Pero, volviendo al tema de actualidad, también es probable que las matanzas colectivas que se han producido a lo largo de la historia y se siguen produciendo –la de Gaza merece una consideración especial– sean de dos tipos; uno la de los gobiernos que no nos gustan aunque no sean estrictamente hablando dictaduras feroces con sus propios ciudadanos; la otra de los gobiernos que nos parecen buenos porque las banderas que enarbolan nos interpretan aunque humillen, sometan, miserabilicen a su gente. A muchos los primeros les parecen execrables, los otros ideales, geniales.

No se me escapa la dificultad de un comportamiento rigurosamente objetivo, es fatal que nuestra mirada esté sesgada por nuestras adhesiones: condenar un acto o un gesto de un poder al que uno adhirió es un sacrificio, hay que romper con muchos compromisos internos y vaya si eso no provoca sufrimiento.

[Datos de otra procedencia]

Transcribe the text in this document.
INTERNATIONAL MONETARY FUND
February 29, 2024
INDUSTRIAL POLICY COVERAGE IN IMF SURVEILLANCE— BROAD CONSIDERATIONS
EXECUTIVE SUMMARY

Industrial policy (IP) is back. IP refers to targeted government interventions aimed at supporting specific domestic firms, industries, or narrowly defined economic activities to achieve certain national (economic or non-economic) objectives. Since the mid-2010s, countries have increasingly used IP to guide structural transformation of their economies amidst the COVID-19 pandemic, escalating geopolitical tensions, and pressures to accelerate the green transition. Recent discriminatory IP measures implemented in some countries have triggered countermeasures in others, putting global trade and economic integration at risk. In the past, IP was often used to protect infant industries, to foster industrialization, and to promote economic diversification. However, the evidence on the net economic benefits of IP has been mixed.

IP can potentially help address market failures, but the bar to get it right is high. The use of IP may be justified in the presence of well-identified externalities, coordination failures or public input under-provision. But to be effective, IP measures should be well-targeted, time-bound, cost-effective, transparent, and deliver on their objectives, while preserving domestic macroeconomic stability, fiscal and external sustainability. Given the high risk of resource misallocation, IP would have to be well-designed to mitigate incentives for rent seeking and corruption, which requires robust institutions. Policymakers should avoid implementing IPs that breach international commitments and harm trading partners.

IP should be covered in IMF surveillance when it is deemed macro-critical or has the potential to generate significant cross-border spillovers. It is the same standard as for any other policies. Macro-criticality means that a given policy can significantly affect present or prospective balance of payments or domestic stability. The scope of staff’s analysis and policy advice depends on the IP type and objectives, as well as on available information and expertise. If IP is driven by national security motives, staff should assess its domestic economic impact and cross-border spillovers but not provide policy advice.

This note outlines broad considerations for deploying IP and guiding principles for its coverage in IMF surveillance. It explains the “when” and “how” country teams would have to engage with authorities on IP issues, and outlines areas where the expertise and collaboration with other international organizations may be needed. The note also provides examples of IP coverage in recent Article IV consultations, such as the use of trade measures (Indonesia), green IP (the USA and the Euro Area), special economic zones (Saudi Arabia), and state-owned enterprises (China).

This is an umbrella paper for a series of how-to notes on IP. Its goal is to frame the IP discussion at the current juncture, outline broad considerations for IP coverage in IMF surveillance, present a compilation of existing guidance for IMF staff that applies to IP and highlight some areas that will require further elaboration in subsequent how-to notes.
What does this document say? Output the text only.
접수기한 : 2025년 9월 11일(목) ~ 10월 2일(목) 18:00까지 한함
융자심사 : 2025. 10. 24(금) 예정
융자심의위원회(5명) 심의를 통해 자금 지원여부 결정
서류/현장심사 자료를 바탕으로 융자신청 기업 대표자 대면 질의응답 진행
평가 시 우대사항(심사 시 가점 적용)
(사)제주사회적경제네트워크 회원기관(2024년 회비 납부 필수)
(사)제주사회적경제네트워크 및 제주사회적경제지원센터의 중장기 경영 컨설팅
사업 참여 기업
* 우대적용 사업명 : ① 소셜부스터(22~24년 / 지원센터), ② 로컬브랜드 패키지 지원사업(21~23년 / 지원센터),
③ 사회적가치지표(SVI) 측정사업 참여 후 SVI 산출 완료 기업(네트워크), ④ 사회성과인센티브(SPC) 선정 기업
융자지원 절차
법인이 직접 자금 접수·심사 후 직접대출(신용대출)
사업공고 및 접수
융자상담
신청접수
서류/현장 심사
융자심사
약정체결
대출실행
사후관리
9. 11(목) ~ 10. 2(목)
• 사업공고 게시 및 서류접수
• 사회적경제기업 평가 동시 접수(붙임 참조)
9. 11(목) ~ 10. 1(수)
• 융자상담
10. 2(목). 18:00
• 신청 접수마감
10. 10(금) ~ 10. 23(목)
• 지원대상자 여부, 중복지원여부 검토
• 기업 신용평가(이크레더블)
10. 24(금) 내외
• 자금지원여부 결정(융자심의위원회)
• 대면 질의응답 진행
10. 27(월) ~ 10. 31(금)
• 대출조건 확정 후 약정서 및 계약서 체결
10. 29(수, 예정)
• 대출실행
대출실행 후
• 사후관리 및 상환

Pero lo peor no es eso sino, en esa distribución de la vibrante condena, el surgimiento de metáforas un tanto apresuradas. Por ejemplo establecer con toda naturalidad una cadena como la siguiente: “judíos-sionismo-israelíes-nazis”. El primer término tiene un carácter primario, se es o no se es judío; eso lo vio claramente San Pablo cuando determinó que el cristianismo era para unos, que ya no eran judíos, y que excluía a otros, que lo eran y lo seguirían siendo per secula; el segundo, lamento decirlo, no tiene sentido en la medida en que si se formuló con la intención de crear un país para los que andaban dispersos por ahí, incómodos en todas partes, cuando el país promovido se creó esa idea no tendría por qué seguir teniendo un carácter programático; el tercero es una realidad que surge por un acuerdo un tanto forzado después del final de la Segunda Guerra Mundial y por el cual se constituye un Estado que, como todos los demás, con judíos o no judíos al frente –recordemos que en la Argentina para ser presidente era requisito ser católico y en Irán lo es ser musulmán– se propone existir y subsistir, a como dé lugar; esa creación no es muy popular en el mundo árabe pero a la fuerza ahorcan y ya no hay modo de volver atrás; y ése es su principal problema, respecto del cual no parece que tengan los que están ahí la menor voluntad de vaciar los lugares e irse a molestar a otra parte.

En cuanto al cuarto las diferencias son notorias: los nazis se propusieron desde temprano acabar con esos seres infrahumanos que infectaban la buena sangre germana y evidentemente en gran parte lo cumplieron; los israelíes nunca han dicho que quieran acabar con “todos” los vecinos palestinos ni árabes en general: lo hacen con algunos en acciones militares pero a otros los meten presos, lo que no es exactamente lo mismo; los nazis ocuparon Checoslovaquia, Austria y el resto sin que desde esos países les tiraran misiles, ni caseros ni de los otros, y ni siquiera los provocaran diciendo “abajo Alemania”; los israelíes han decidido que no los molesten con misiles ni con consignas exterminativas pero todo indica que se les está yendo la mano; en principio aplicaban el simple y viejo “ojo por ojo” indicado por los textos sagrados pero, en las últimas semanas han ampliado el concepto: “dos ojos por ojo”, “dos dientes por diente”.

Toda filosofía de la historia presupone que un conflicto entraña su propia solución. A veces no se necesita llegar a la sangre para ello; en otras ocasiones la cosa es dura, como es el caso. Y, desde lejos, ¿qué podemos desear? No un exterminio de ninguna de las partes, ciertamente, sino algo más que un acuerdo, una reconciliación, en términos tales que los amargos momentos actuales sean cosa del pasado y no motivo de reiterados comunicados que no comunican nada y que, simplemente, enemistan a quienes deberían ser buenos amigos.